Gracias a Dios, me salvó Maricé, la vecina de la planta baja A, que es un ejemplo de organización cotidiana. Vino un día y me dijo que ella sabía que yo “era medio distraída” y que, si quería, ella podía hacerse cargo de mis arreglos (si yo le daba la plata, por supuesto), así no se atrasaba el tema. En otras palabras, sin cuestionar su generosidad, me quiso decir: “vos te vas a olvidar y por tu culpa esto no se va a resolver nunca, yo me voy a tomar el trabajo de hacerme responsable por vos para acelerar los tiempos”. Y estuvo bien. Fue un razonamiento adecuado. Me obligó a actuar, al menos, indirectamente. La contrataría para que resolviera todas las cuestiones domésticas que me da pereza enfrentar y voy dejando para último momento. Por ejemplo, desde la semana pasada es Maricé la que me paga las expensas, yo sólo tengo que acordarme de llevarle la plata antes de todos los diez de cada mes.

Vuelvo. Que vino Gustavo, el gasista, gracias a la gestión de Maricé, con un equipo de cuatro ayudantes. Y, como ya había invadido la casa yendo y viniendo con la puerta abierta, la música fuerte y el piso lleno de polvo, le pregunté si, de paso, podía instalar el lavarropas. “Ningún problema, le agregamos 300 pesos al presupuesto, chiqui”, me contestó.

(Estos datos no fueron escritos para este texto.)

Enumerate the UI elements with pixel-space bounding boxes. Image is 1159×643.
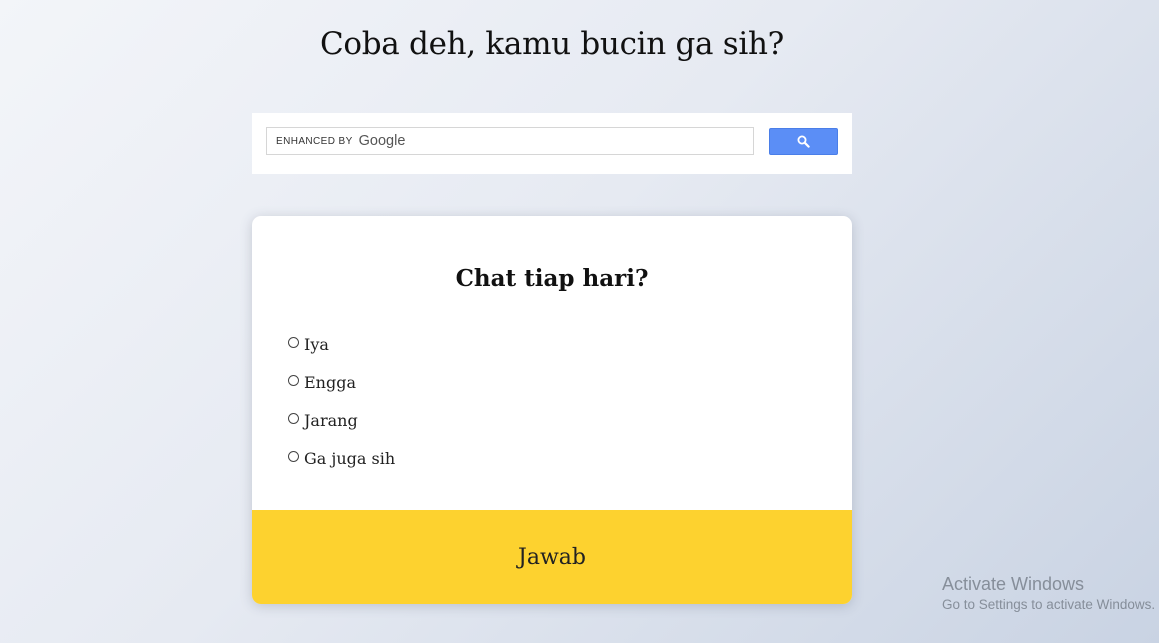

Un presupuesto de 3 mil mangos que se llevó los ahorros inverosímiles que había logrado juntar durante 2011. Y así, en cuatro días de enero no sólo regularicé la situación con Metrogas, sino que también tuve un lavarropas instalado y listo para funcionar.

No leí el ensayo “Elogio de la lentitud”, pero así podría denominarse mi vida, al menos, la doméstica. ¿Qué hubiera hecho alguien eficiente con un lavarropas recién instalado después de una espera de dos años? Ponerlo a funcionar inmediatamente, supongo. Bueno, no fue así. No tardé años, pero sí dos meses en acordarme de comprar jabón en polvo y en correr el aparato para que el cable llegue hasta el enchufe. ¡Dos meses! Para mí que es el agobio del periodista freelance porque uno ya tiene demasiadas pelotitas en el aire como para andar atajando nuevas. Digamos, el resto del universo puede derrumbarse, puedo dejar de comer o de dormir, pero yo te entrego cada nota a tiempo, te escribo los guiones para la fecha pactada, te presento las facturas antes del 23 para poder cobrar el mes que viene y te voy a buscar los cheques los viernes de 15 a 17, un horario establecido claramente para perjudicarnos.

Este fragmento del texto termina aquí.